Tolto un singolo momento in cui non era davvero possibile fare altrimenti, la macchina da presa rimane costantemente, inesorabilmente, crudelmente agganciata a Natalie Portman e alla sua interpretazione fenomenale, strizzata a metà fra l'imitazione quasi inquietante e il desiderio di infondere comunque nel ruolo una personalità propria. Da lì nasce un racconto fortissimo sull'elaborazione del dolore, sull'evoluzione straziante che passa dallo shock iniziale al contenimento spaesato, dall'improvviso, esplosivo lasciarsi andare alla successiva voglia e forza necessarie per riprendersi e trovare un nuovo punto di partenza. È solo una delle tracce narrative che compongono il film ed è forse quella più tradizionale e facile, ma Larrain la racconta con un lavoro fantastico sulla protagonista, aggrappandosi al suo volto e accompagnandone gli stati d'animo mano a mano che, con l'incedere del film, si allontana sempre più da lei, come se fossero il dolore, l'ansia e l'insicurezza a guidarne la macchina da presa.
Già solo la maniera in cui il film riesce ad affrontare un racconto del genere senza scivolare nel cliché, nel patetismo, nella lacrima furba e facile, sarebbe un gran risultato.

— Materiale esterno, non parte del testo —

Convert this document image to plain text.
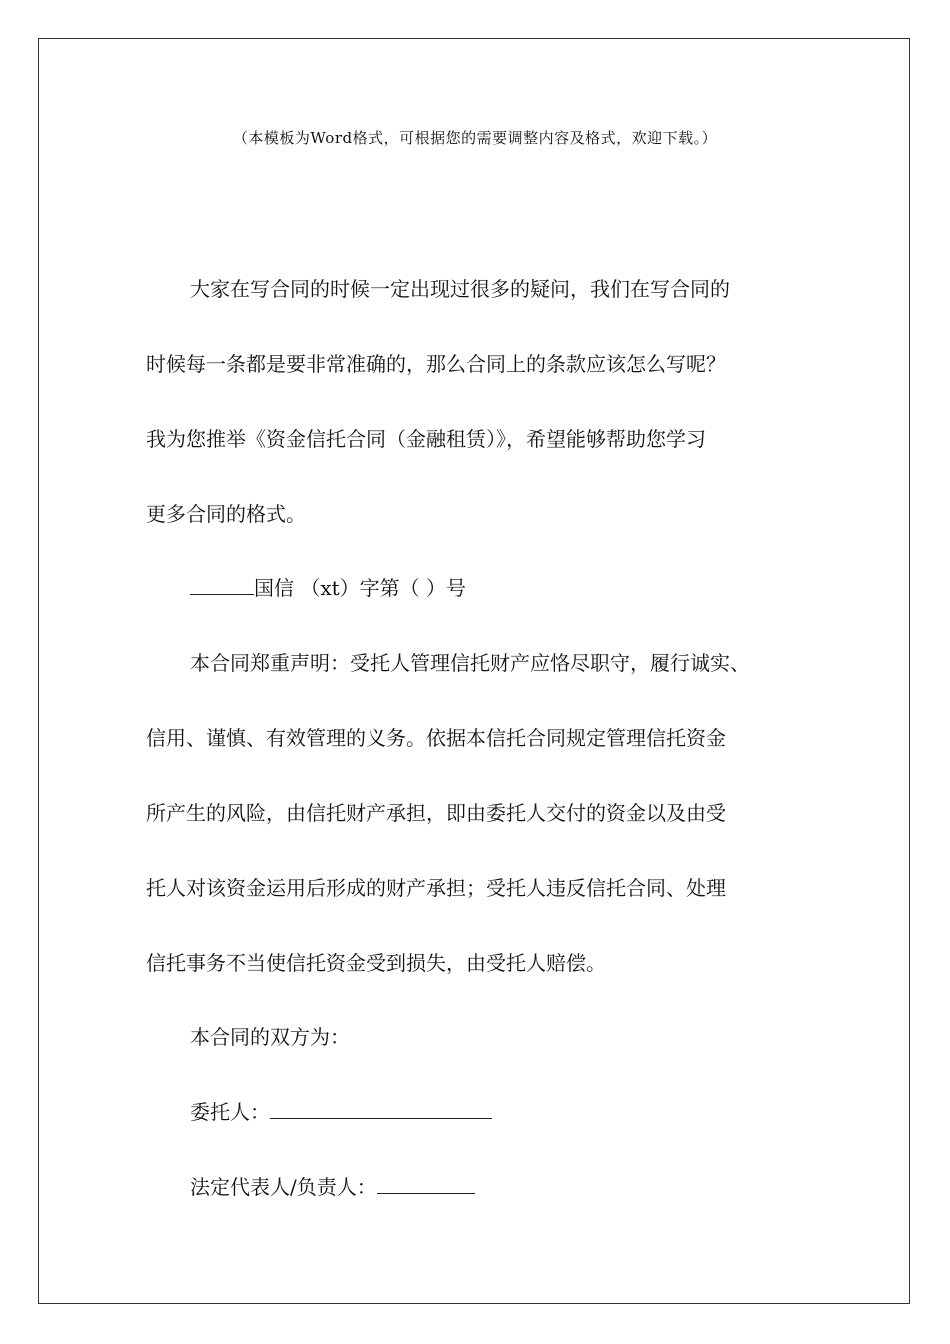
（本模板为Word格式，可根据您的需要调整内容及格式，欢迎下载。）
大家在写合同的时候一定出现过很多的疑问，我们在写合同的
时候每一条都是要非常准确的，那么合同上的条款应该怎么写呢？
我为您推举《资金信托合同（金融租赁）》，希望能够帮助您学习
更多合同的格式。
国信 （xt）字第（ ）号
本合同郑重声明：受托人管理信托财产应恪尽职守，履行诚实、
信用、谨慎、有效管理的义务。依据本信托合同规定管理信托资金
所产生的风险，由信托财产承担，即由委托人交付的资金以及由受
托人对该资金运用后形成的财产承担；受托人违反信托合同、处理
信托事务不当使信托资金受到损失，由受托人赔偿。
本合同的双方为：
委托人：
法定代表人/负责人：
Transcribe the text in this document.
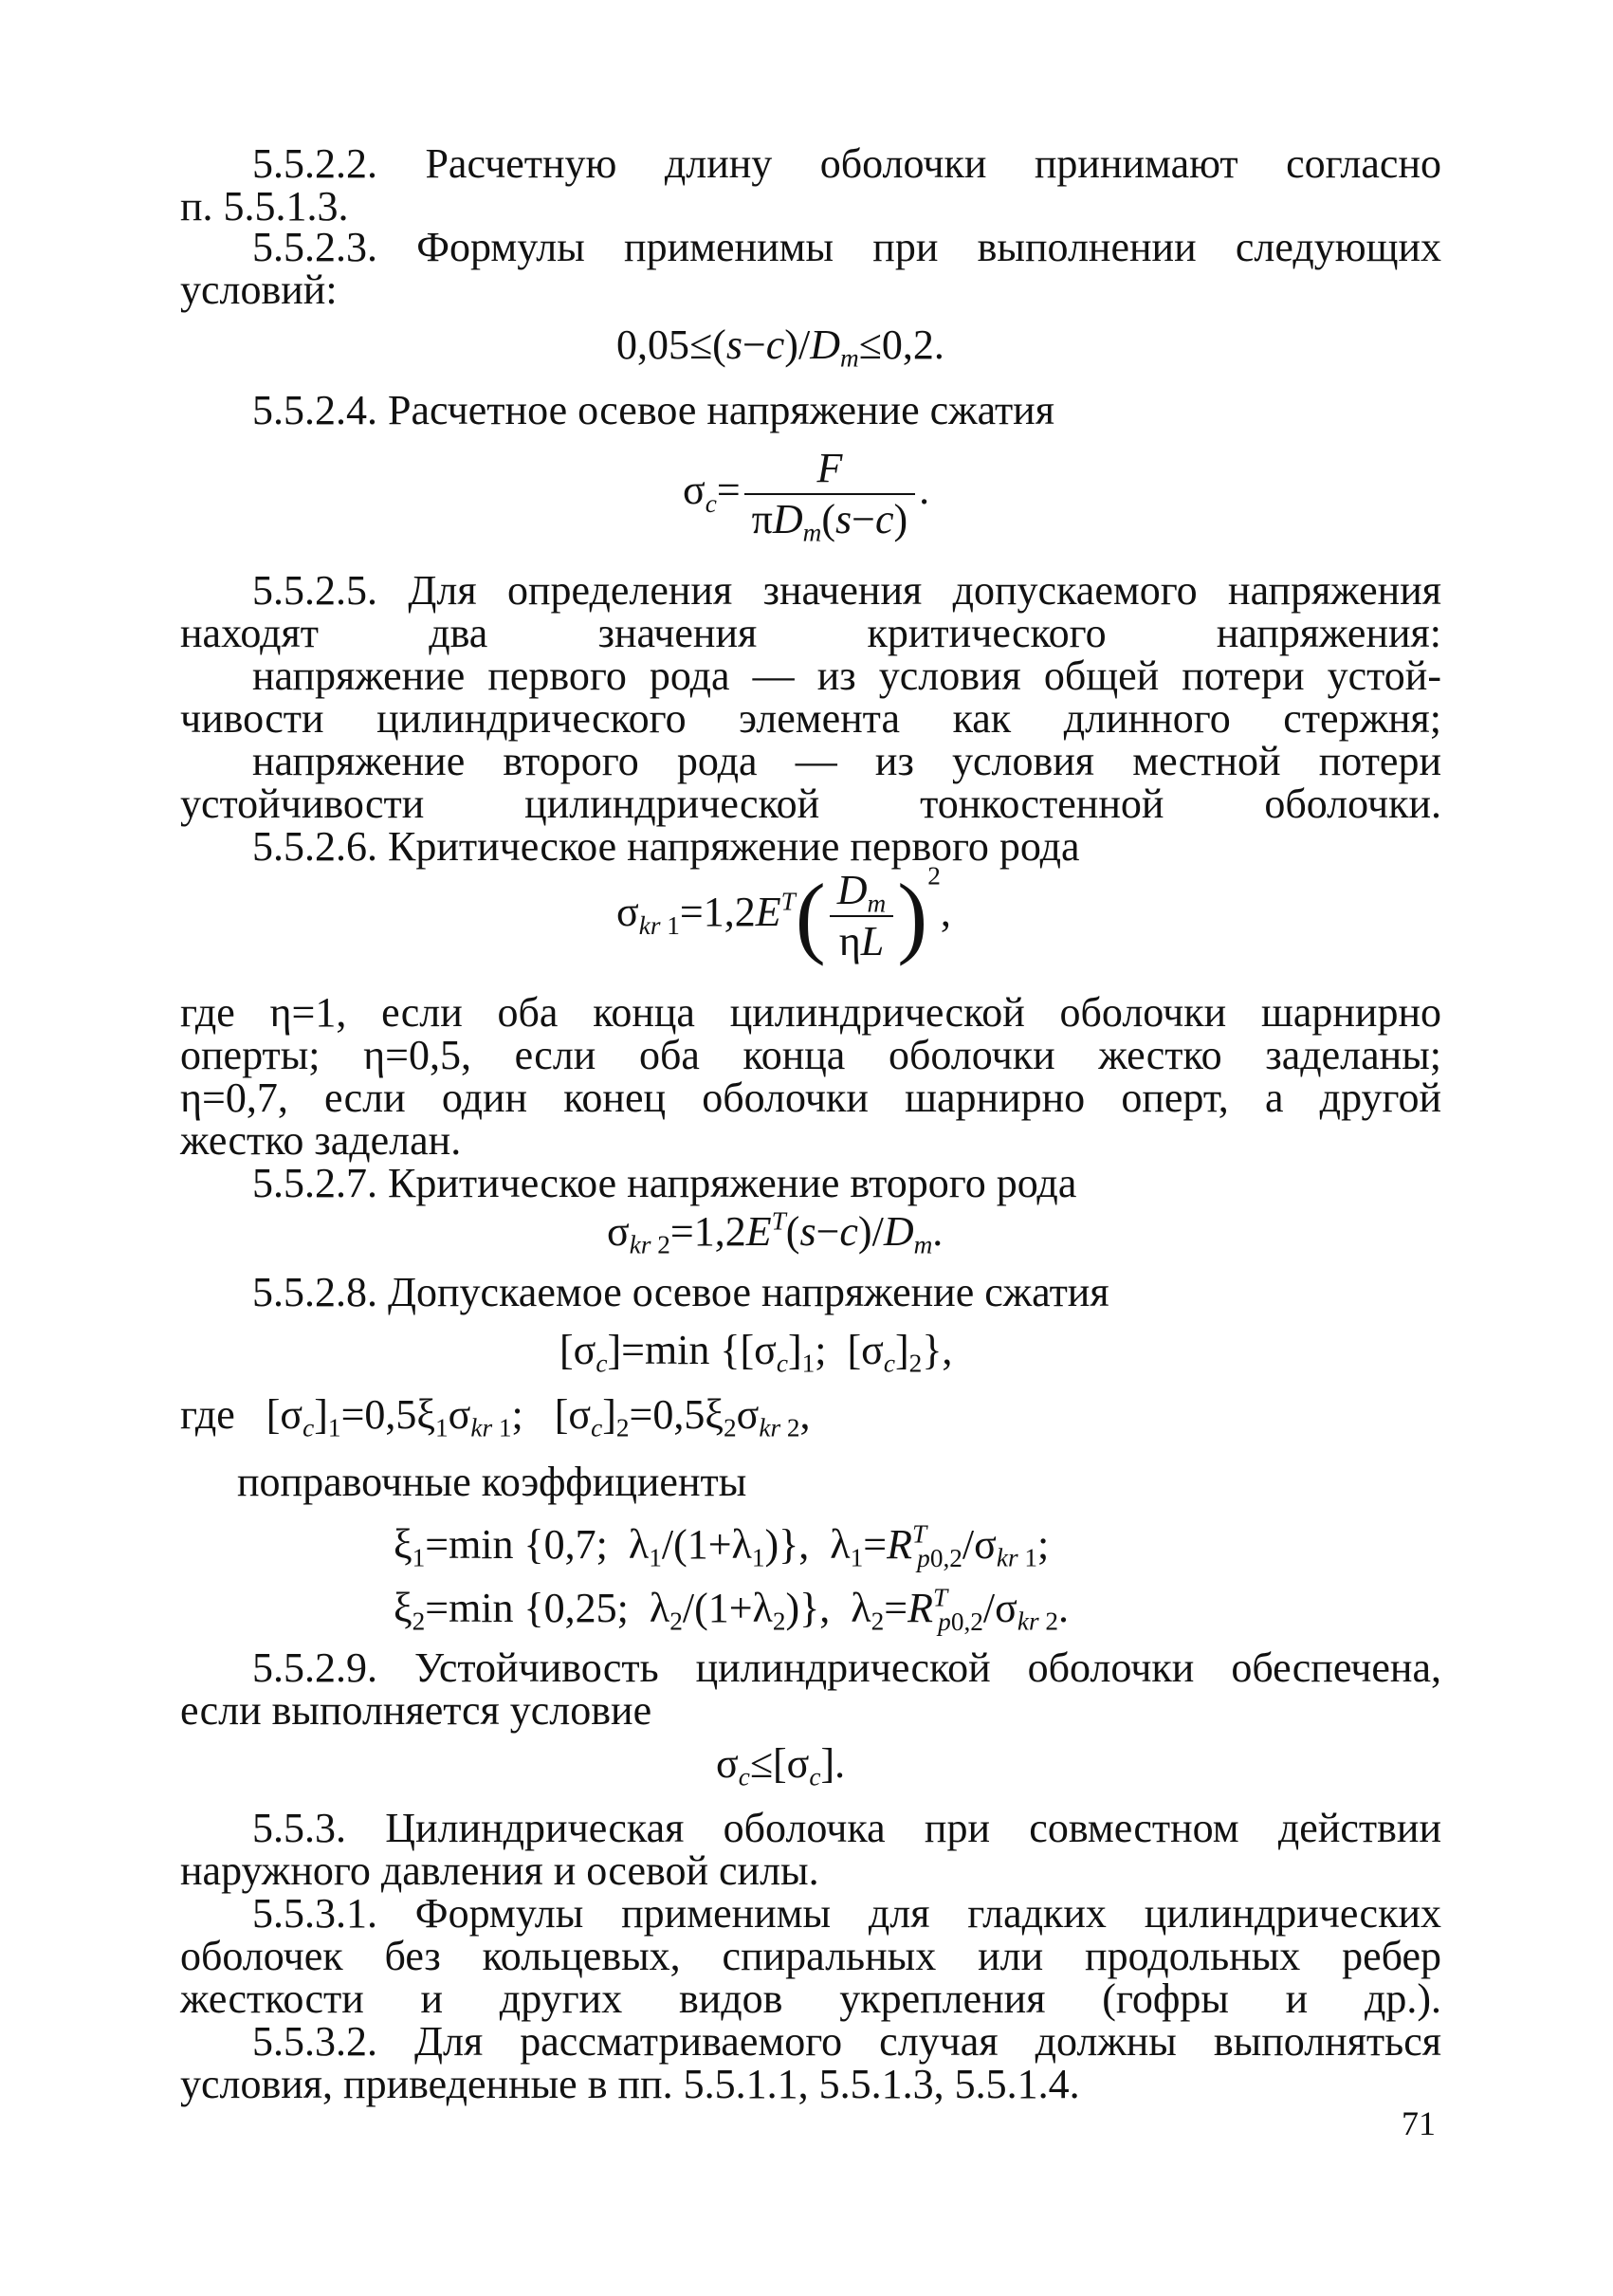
5.5.2.2. Расчетную длину оболочки принимают согласно
п. 5.5.1.3.
5.5.2.3. Формулы применимы при выполнении следующих
условий:
$0,05\le(s-c)/D_m\le 0,2$.
5.5.2.4. Расчетное осевое напряжение сжатия
$\sigma_c= \frac{F}{\pi D_m(s-c)}$ .
5.5.2.5. Для определения значения допускаемого напряжения
находят два значения критического напряжения:
напряжение первого рода — из условия общей потери устой-
чивости цилиндрического элемента как длинного стержня;
напряжение второго рода — из условия местной потери
устойчивости цилиндрической тонкостенной оболочки.
5.5.2.6. Критическое напряжение первого рода
$\sigma_{kr 1}=1,2E^T( \frac{D_m}{\eta L} )^2$,
где η=1, если оба конца цилиндрической оболочки шарнирно
оперты; η=0,5, если оба конца оболочки жестко заделаны;
η=0,7, если один конец оболочки шарнирно оперт, а другой
жестко заделан.
5.5.2.7. Критическое напряжение второго рода
$\sigma_{kr 2}=1,2E^T(s-c)/D_m$.
5.5.2.8. Допускаемое осевое напряжение сжатия
$[\sigma_c]=\min$ {$[\sigma_c]_1$;  $[\sigma_c]_2$},
где   $[\sigma_c]_1=0,5\xi_1\sigma_{kr 1}$;   $[\sigma_c]_2=0,5\xi_2\sigma_{kr 2}$,
поправочные коэффициенты
$\xi_1=\min$ {0,7;  $\lambda_1/(1+\lambda_1)$},  $\lambda_1=R^T_{p0,2}/\sigma_{kr 1}$;
$\xi_2=\min$ {0,25;  $\lambda_2/(1+\lambda_2)$},  $\lambda_2=R^T_{p0,2}/\sigma_{kr 2}$.
5.5.2.9. Устойчивость цилиндрической оболочки обеспечена,
если выполняется условие
$\sigma_c\le[\sigma_c]$.
5.5.3. Цилиндрическая оболочка при совместном действии
наружного давления и осевой силы.
5.5.3.1. Формулы применимы для гладких цилиндрических
оболочек без кольцевых, спиральных или продольных ребер
жесткости и других видов укрепления (гофры и др.).
5.5.3.2. Для рассматриваемого случая должны выполняться
условия, приведенные в пп. 5.5.1.1, 5.5.1.3, 5.5.1.4.
71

C'è però anche il bel racconto sulla fine di un'era, sull'opulenza che svanisce, sul desiderio di preservare il passato, che diventa in fondo anche discorso metacinematografico per il modo in cui Larrain si diverte a mescolare materiale d'archivio e girato in cui riproduce quello stesso materiale. Ma rimane sempre tutto centrato sulla figura di Jackie Kennedy, raccontata nei suoi (romanzati) ricordi personali non solo attraverso il filtro del lutto, ma anche nella propria natura di figura iconica e nelle azioni che portò avanti durante e subito dopo la vita alla Casa Bianca, in ciò che seppe rappresentare per il popolo americano.